New cars have to compete with used cars and leases. If new cars could only be sold at 4 year terms, most people, balking at a $400+ monthly payment, would settle for a used car. So the six year term is an attempt to accomodate new car prices to the monthly budgets of most Americans.
What will you say when it's 7 or 8 year car loans ?
Taxes have destroyed the economy in Ohio. If Ohio wants to point fingers, it needs look no further than the Republican legislature in Columbus.
Ohio's tax rates are staggeringly high. It has an 8% sales tax, a 8.5% corporate income tax, and it is one of only a handful of states (12, I think) that allows municipalities to impose their own income tax--in Cleveland, for instance, the income tax is an additional 2%--and there is a ballot issue this fall to raise that tax!

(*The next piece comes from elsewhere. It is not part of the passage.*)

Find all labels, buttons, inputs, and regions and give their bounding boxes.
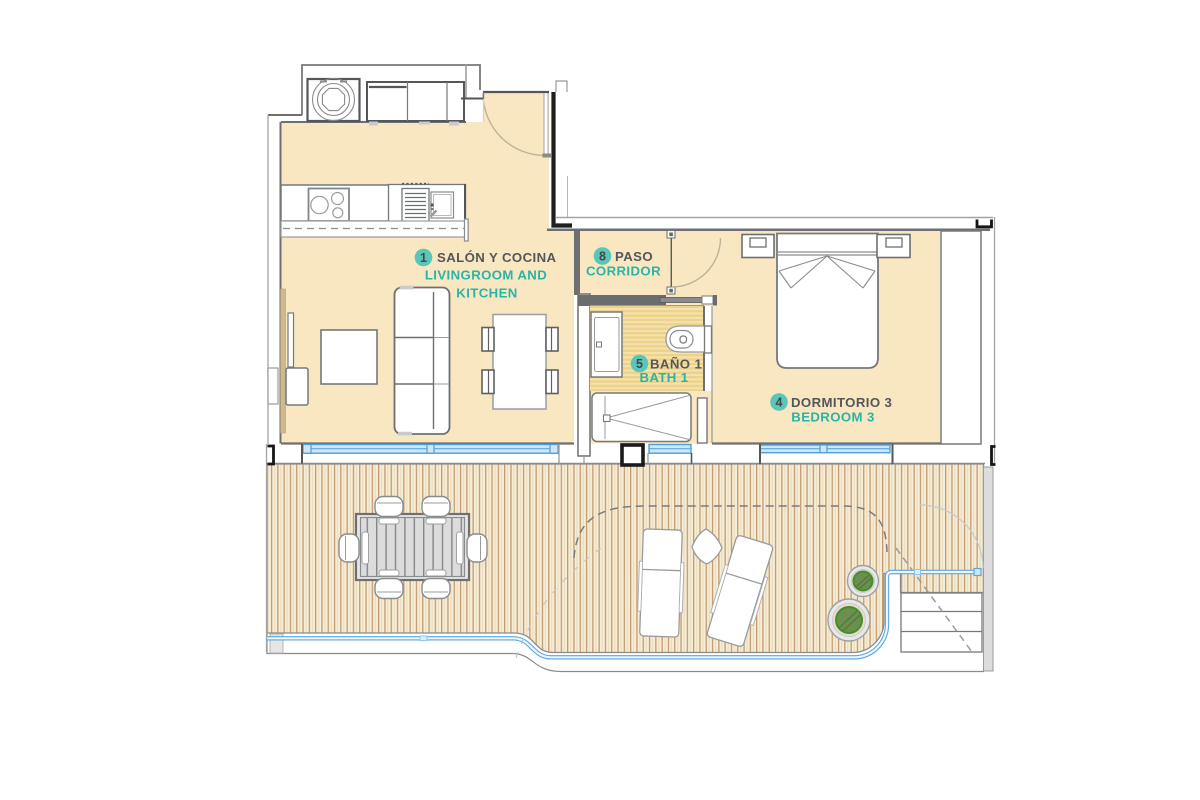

Why are companies leaving Ohio? Free trade? That's garbage. Companies are leaving because they are taxed to death there and the economic model in the US is changing. In 1950, Cleveland had around 85 Fortune 500 companies based in the city. Now there is 11. All that is free trade, huh? Yeah, let's blame NAFTA for all of it. Right. It couldn't be stupid policies by the legislature or the city councils. Nope. It's all free trade.
If Ohio doesn't change its tune--and soon--there isn't going to be anything left except for the companies that use the natural resources of the area. Cleveland should thank its lucky stars that the largest salt mine in the United States sits under Lake Erie right off its shores--that might be the only employer left in the city in 20 years.

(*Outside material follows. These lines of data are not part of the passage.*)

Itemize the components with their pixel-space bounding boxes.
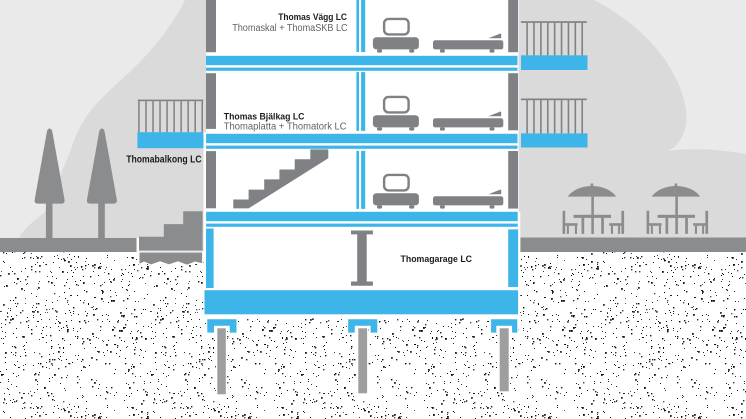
svg-text:Thomagarage LC: Thomagarage LC — [401, 254, 473, 265]
svg-text:Thomabalkong LC: Thomabalkong LC — [126, 154, 201, 165]
svg-text:Thomaplatta + Thomatork LC: Thomaplatta + Thomatork LC — [224, 122, 347, 133]
svg-text:Thomaskal + ThomaSKB LC: Thomaskal + ThomaSKB LC — [232, 23, 347, 34]
svg-text:Thomas Vägg LC: Thomas Vägg LC — [278, 11, 347, 22]
svg-text:Thomas Bjälkag LC: Thomas Bjälkag LC — [224, 111, 305, 122]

Cars are exactly desires. People choose to live beyond their means, which is why leases are so popular. Leases are stupid, but yet people can't sign them fast enough because it gives them a chance to drive a car that is far out of their price range.

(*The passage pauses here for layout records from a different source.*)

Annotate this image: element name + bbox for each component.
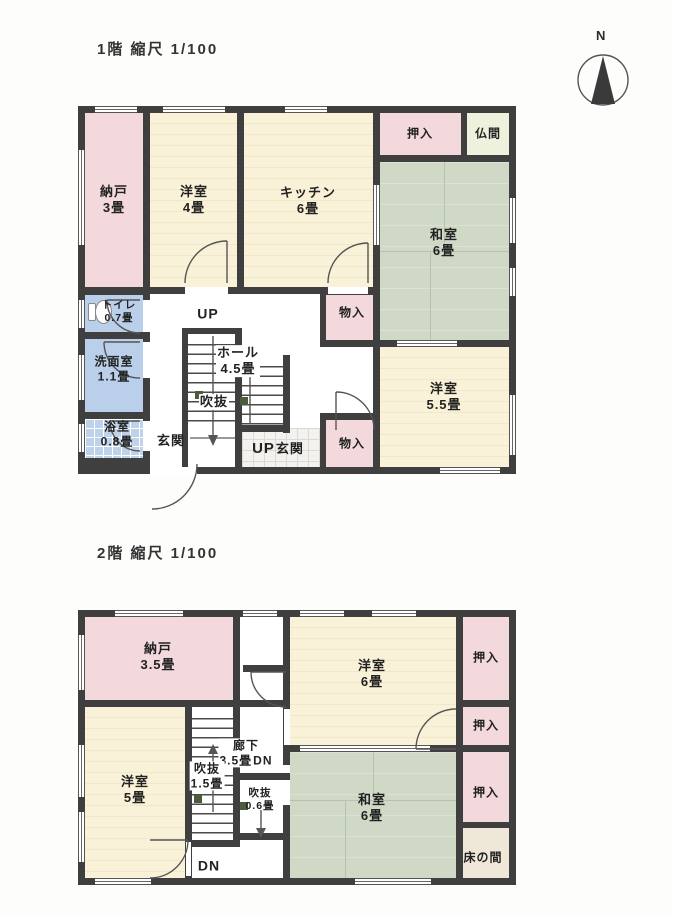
- sliding-door-marker: [397, 340, 457, 347]
- stair-up-label: UP: [197, 305, 218, 322]
- room-label: 吹抜1.5畳: [190, 761, 225, 790]
- room-label: 納戸3.5畳: [140, 641, 175, 673]
- window-marker: [372, 610, 416, 617]
- stair-post: [194, 795, 202, 803]
- room-label: 吹抜0.6畳: [245, 787, 274, 813]
- window-marker: [78, 635, 85, 690]
- door-opening: [143, 421, 150, 451]
- wall-segment: [380, 155, 509, 162]
- stair-wall: [185, 840, 240, 847]
- window-marker: [78, 355, 85, 400]
- wall-segment: [463, 822, 509, 828]
- window-marker: [78, 150, 85, 245]
- stair-down-label: DN: [198, 857, 220, 874]
- window-marker: [285, 106, 327, 113]
- room-label: 廊下 3.5畳DN: [218, 738, 273, 767]
- door-opening: [185, 287, 228, 294]
- wall-segment: [85, 332, 150, 339]
- compass: N: [570, 28, 640, 113]
- window-marker: [163, 106, 225, 113]
- window-marker: [95, 106, 137, 113]
- stair-wall: [283, 355, 290, 433]
- window-marker: [78, 424, 85, 452]
- stair-post: [240, 397, 248, 405]
- wall-segment: [320, 288, 326, 347]
- room-label: 押入: [473, 786, 499, 801]
- wall-segment: [233, 780, 240, 840]
- wall-segment: [233, 617, 240, 700]
- window-marker: [509, 268, 516, 296]
- floor2-title: 2階 縮尺 1/100: [97, 542, 218, 563]
- door-opening: [186, 842, 191, 876]
- wall-segment: [456, 752, 463, 878]
- room-label: 洋室5.5畳: [426, 381, 461, 413]
- room-label: 洋室5畳: [121, 774, 149, 806]
- window-marker: [78, 812, 85, 862]
- window-marker: [78, 300, 85, 328]
- wall-segment: [85, 458, 150, 467]
- wall-segment: [461, 113, 467, 155]
- window-marker: [509, 198, 516, 243]
- wall-segment: [456, 617, 463, 745]
- door-opening: [143, 300, 150, 332]
- room-label: 洋室4畳: [180, 184, 208, 216]
- wall-segment: [237, 113, 244, 287]
- window-marker: [355, 878, 431, 885]
- wall-segment: [243, 665, 290, 672]
- room-label: 浴室0.8畳: [101, 419, 134, 448]
- wall-segment: [85, 287, 150, 295]
- window-marker: [440, 467, 500, 474]
- room-label: 床の間: [463, 851, 502, 866]
- window-marker: [509, 395, 516, 455]
- door-opening: [150, 467, 197, 475]
- wall-segment: [320, 413, 326, 467]
- room-label: 押入: [473, 719, 499, 734]
- wall-segment: [233, 833, 290, 840]
- wall-segment: [283, 805, 290, 878]
- window-marker: [95, 878, 151, 885]
- room-label: 仏間: [475, 127, 501, 142]
- window-marker: [243, 610, 277, 617]
- window-marker: [115, 610, 183, 617]
- room-label: 玄関: [157, 433, 185, 449]
- room-label: 納戸3畳: [100, 184, 128, 216]
- floorplan-page: 1階 縮尺 1/100 2階 縮尺 1/100 N: [0, 0, 673, 917]
- entrance-step-line: [190, 437, 235, 439]
- tatami-line: [345, 800, 346, 878]
- window-marker: [300, 610, 344, 617]
- wall-segment: [320, 413, 380, 420]
- stair-wall: [182, 328, 242, 334]
- sliding-door-marker: [300, 745, 430, 752]
- wall-segment: [85, 700, 290, 707]
- door-opening: [284, 709, 290, 745]
- sliding-door-marker: [373, 185, 380, 245]
- floor1-title: 1階 縮尺 1/100: [97, 38, 218, 59]
- room-label: 物入: [339, 306, 365, 321]
- tatami-line: [430, 251, 431, 340]
- room-label: 押入: [473, 651, 499, 666]
- room-label: 和室6畳: [430, 227, 458, 259]
- room-label: キッチン6畳: [280, 185, 336, 217]
- room-label: 洗面室1.1畳: [94, 354, 133, 383]
- room-label: 吹抜: [199, 394, 229, 410]
- room-label: 押入: [407, 127, 433, 142]
- window-marker: [78, 745, 85, 797]
- door-opening: [328, 287, 368, 294]
- door-opening: [143, 342, 150, 378]
- room-label: 和室6畳: [358, 792, 386, 824]
- room-label: ホール4.5畳: [216, 345, 260, 377]
- room-label: 物入: [339, 437, 365, 452]
- room-label: トイレ0.7畳: [102, 299, 137, 325]
- room-label: 洋室6畳: [358, 658, 386, 690]
- wall-segment: [233, 773, 290, 780]
- wall-segment: [85, 412, 150, 419]
- compass-north-label: N: [596, 28, 605, 43]
- stair-wall: [242, 425, 290, 432]
- wall-segment: [463, 700, 509, 707]
- room-label: UP玄関: [252, 440, 304, 458]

Unfortunately, most people choose to live paycheck to paycheck and buy things that aren't within their means. If people can't afford a $400 a month car payment (high!), then don't buy an Infiniti or BMW or whatever. Buy a Ford Focus. Buy a Chevy Cavalier (or whatever it is they call the Cavalier now) or a Honda Civic. Problem solved.
And why exactly is the purchase of a new midsize sedan at a four year term out of the price range of more Americans now than in 1964 ?
The same thing I'm saying now, which is that if you are so convinced that people can't "afford" stuff, then you should be looking at household net worth figures, instead of the duration of consumer automobile loans.
I suppose this would be a good time for you to demonstrate your credentials, or provide support for your assertion.
Because there are more bells and whistles on cars now. Midsize sedans have GPS tracking and seat warmers and rear window defoggers and air bags and anti-lock brakes and leather seats and padded dashboards and five speed automatic transmissions and get 28 mpg and go for 100,000 miles without a tune up and all the rest.
That stuff costs money. People love to look back with fond memories at old cars (or anything else for that matter,) but those old cars were pieces of crap (and unsafe!) compared to the cars we have on the road now. All in all, we're a lot better off now than before.
While it's true that some people can't afford all of this stuff, there are other options--Ford Focus, Chevy Cavalier, Honda Civic, take your pick. As far as midsize goes, Kia and Hyundai make nice midsize cars for a comparatively inexpensive price.
And what do inflated real estate values have to do with real income ? It's real income that is relevant here. And GMAC has had to recognize that it is not what it was in 1964.
But as I pointed out, adjusted for inflation, a Kia costs pretty much what a VW Beetle cost in 1964. Car prices have been constant adjusted for inflation. Real income has not.
Please demonstrate that real income is lower now than in 1964. Thanks in advance.
Even on a Kia, though, you get things that you didn't get in a VW Beetle in 1964. You have to pay more for more things--that's just the way it goes.
A 1964 Beetle was a piece of crap. A Kia in 2005, while not the best car in the world by any stretch, is light years ahead of what a VW Beetle was in 1964.
I don't see your point. You're getting more. In life, a good rule of thumb is that you should expect to pay more when you're getting more.